2009 Volkswagen Jetta TDI
Base price: $23,090
EPA fuel economy: 30/41 mpg
DIFFERENT BECAUSE: It’s proof that the oil-burner isn’t dead yet.
When it arrived on our shores in late 2008, Volkswagen’s Jetta TDI was hailed as a milestone: It was a modern oil-burner in the best European tradition, a quiet, affordable, smoke-free sedan that offered all the advantages of diesel power with none of the traditional drawbacks. One year later, the TDI’s star hasn’t dimmed — it’s still one of the most entertaining fuel misers on the market, and it remains a prime argument for the continuing relevance of Rudolf Diesel’s brainchild.

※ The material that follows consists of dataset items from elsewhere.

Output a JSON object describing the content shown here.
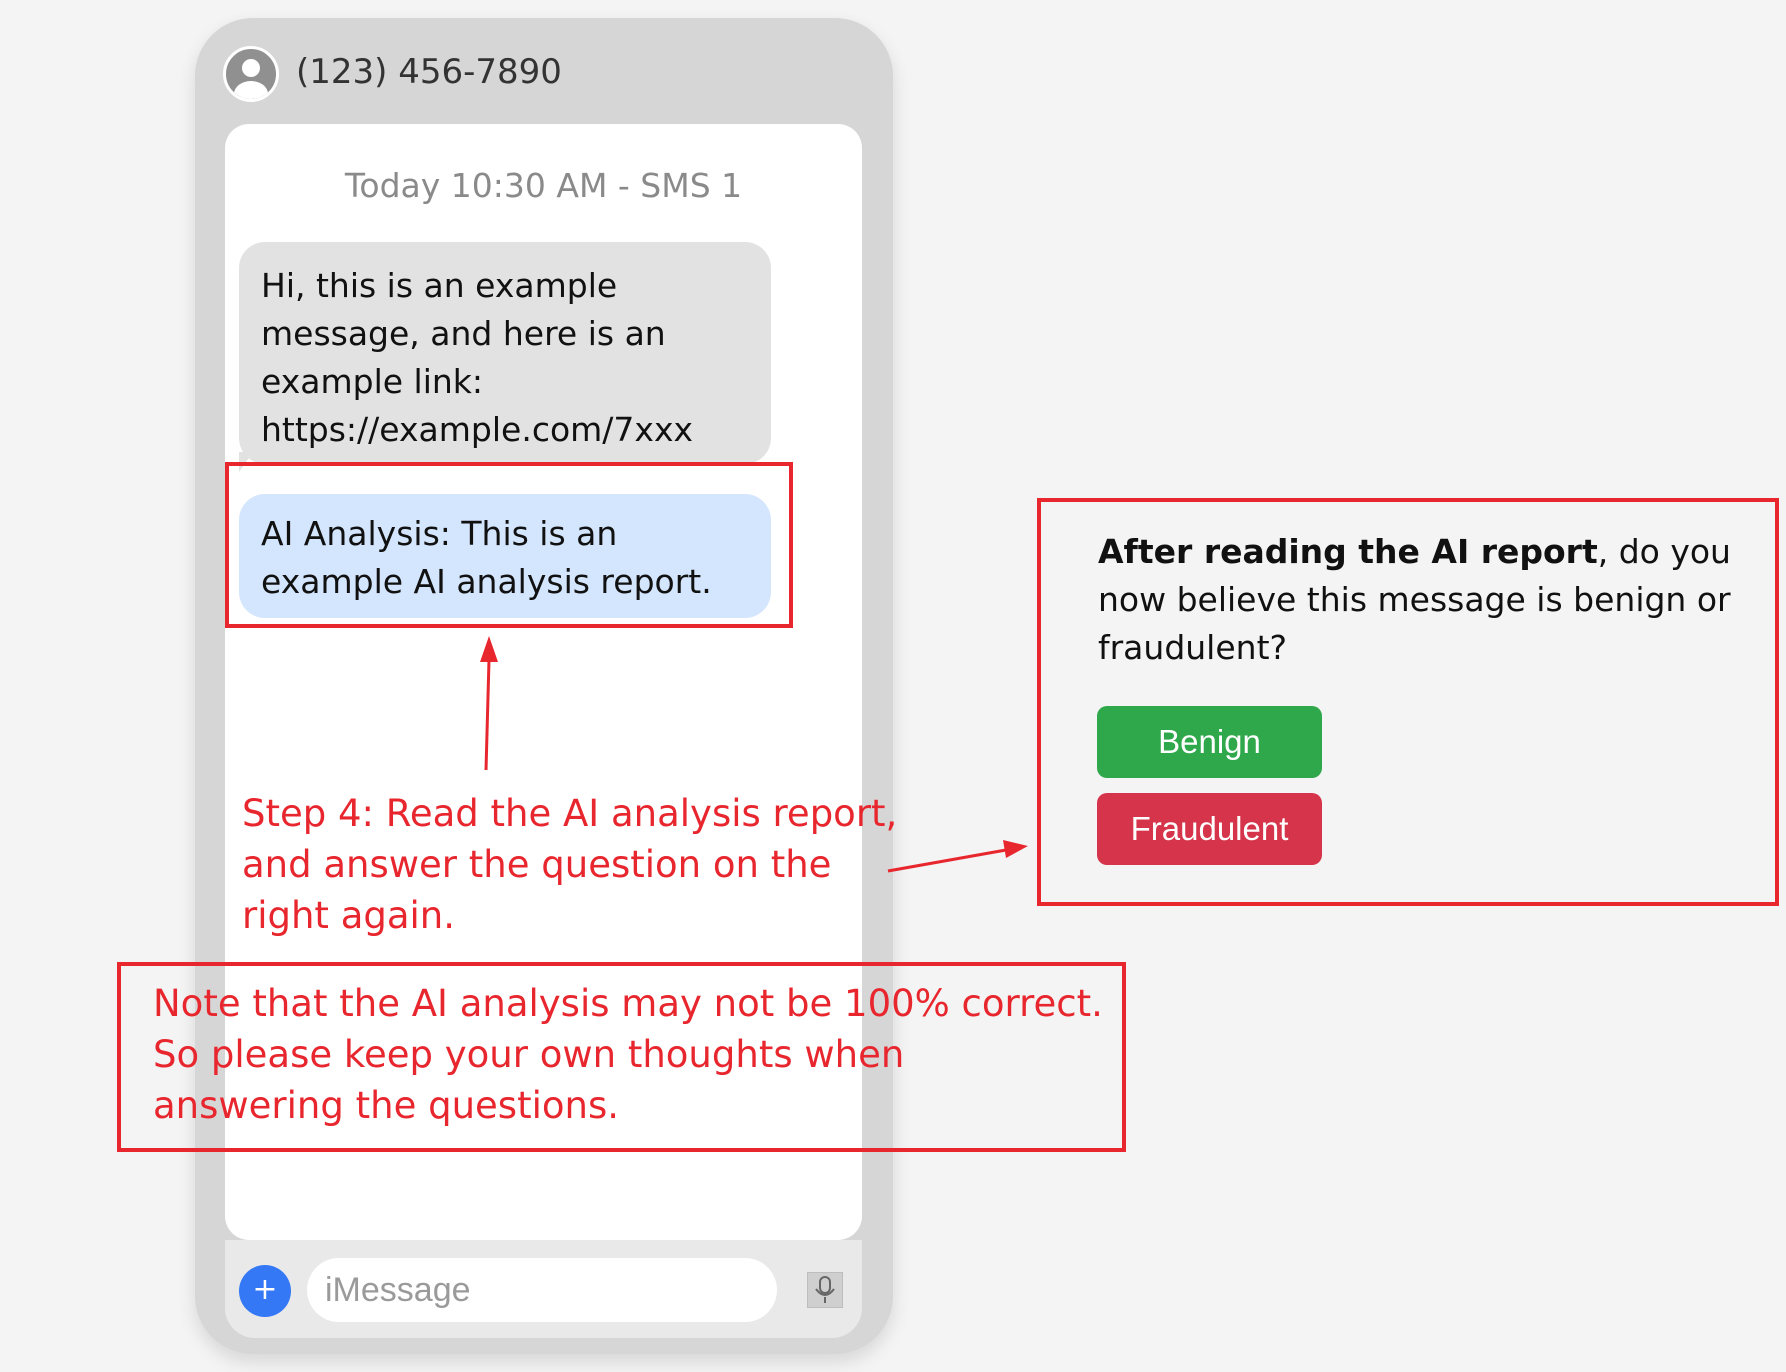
{
  "header": {
    "phone_number": "(123) 456-7890"
  },
  "thread": {
    "timestamp": "Today 10:30 AM - SMS 1",
    "incoming_message": "Hi, this is an example message, and here is an example link: https://example.com/7xxx",
    "ai_analysis": "AI Analysis: This is an example AI analysis report."
  },
  "composer": {
    "placeholder": "iMessage",
    "plus_label": "+"
  },
  "question": {
    "bold_prefix": "After reading the AI report",
    "text": ", do you now believe this message is benign or fraudulent?",
    "options": [
      {
        "label": "Benign",
        "color": "#2ea84a"
      },
      {
        "label": "Fraudulent",
        "color": "#d5344a"
      }
    ]
  },
  "annotations": {
    "step_instruction": "Step 4: Read the AI analysis report, and answer the question on the right again.",
    "note": "Note that the AI analysis may not be 100% correct. So please keep your own thoughts when answering the questions."
  },
  "colors": {
    "annotation_red": "#e8262e",
    "analysis_bubble": "#d4e6fd",
    "plus_button": "#3478f6"
  },
  "icons": [
    "avatar-icon",
    "plus-icon",
    "microphone-icon"
  ]
}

Unlike diesels of yore, the TDI excels at subtlety. The 2.0-liter four under the hood starts instantly from cold, it won’t vibrate your molars loose or deafen you with engine clatter, and the only real drawback is a bit of turbo lag off idle. At a whopping 236 lb-ft, the VW’s mill is torquey enough to put the fear of God into the average tree stump, and if you opt for the $1100 dual-clutch automatic, you get glassy shifts and virtually uninterrupted acceleration. The TDI’s glory lies in its average-Joe vibe and under-the-radar talent — it’s the ultimate No Big Deal shade of green, a car as fun and thrifty as it is shrewd and subdued.
Honda Civic CRX HF (1988-1991)
Price: $1000-$4000 (used)
EPA fuel economy: 36/44 mpg
DIFFERENT BECAUSE: On a budget? Dig the simple life? Who says “green” has to mean “new”?

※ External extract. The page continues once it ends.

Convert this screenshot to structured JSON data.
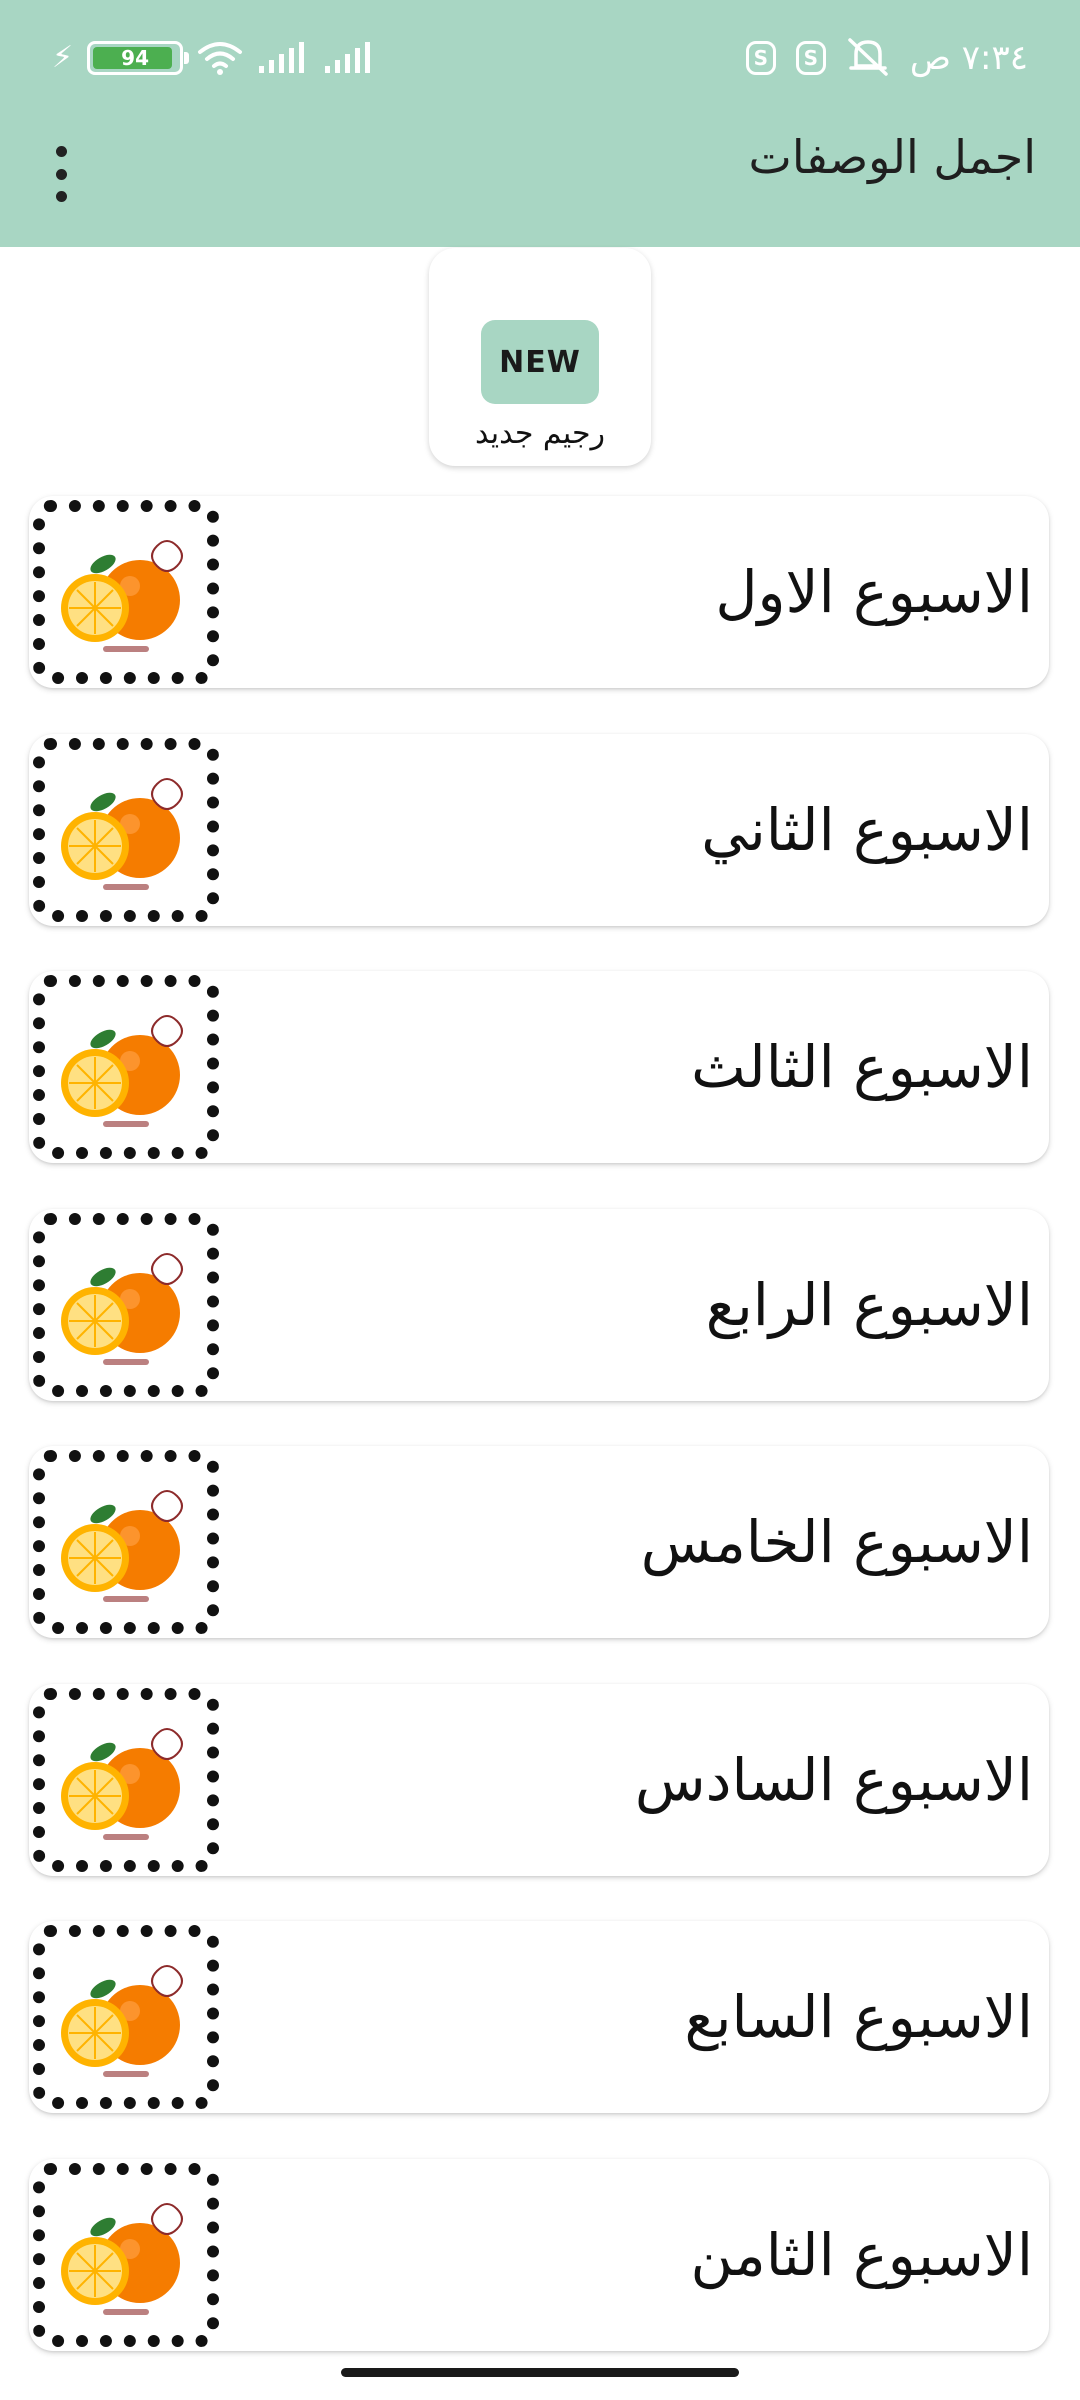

What if we told you that you could buy a small, fun-to-drive hatchback that carried two people and their luggage, one whose fuel mileage rivaled that of almost every hybrid on the market? What if we told you that it would be both comfortable and practical to drive, that it would cost you pennies per mile to own, and that you could have all this for less than the cost of a new motorcycle?
Honda’s second-generation (1988-1991) CRX HF is arguably the best fuel-sipping bargain going. Owing to its light weight (1800 to 2000 pounds, depending on model year; early HFs are the lightest) and remarkably efficient powertrain, the HF was one of the standout fuel misers of the late ’80s and early ’90s. If that weren’t enough, the CRX also qualifies as a real car — its structure is relatively stiff; its suspension offers a remarkable balance between grip, handling, and comfort; and it boasts an almost indestructible driveline. Few econoboxes are more fun to hustle down a twisty road, and fewer still can be found on the used market in such abundant supply. Anonymity is an added bonus — a twenty-year-old Honda is the ultimate in sleeper efficiency — as is the green cred that comes from not consuming new-car resources.
USED CAR RUNNER-UP: Honda Insight (1999-2006)
Price: $5000-$8000 (used)
EPA fuel economy: 48/58 mpg
If the CRX HF is too old-fashioned, too twenty-years-ago, too I’m-gonna-get-skooshed-if-I-crash-this-dinky-thing, then consider its modern descendent: the first-generation Honda Insight. Unlike the CRX, the 1999-2006 Insight isn’t quite suited to winding-road duty — it’s about as thrilling to drive as a wheelbarrow full of mud — but it still comports itself well in traffic and offers Prius-like fuel economy. Like the Prius, a bit of look-at-me stigma comes with the territory, but it’s a small price to pay for stratospheric fuel economy, modern crash safety, and a sub-$10,000 sticker.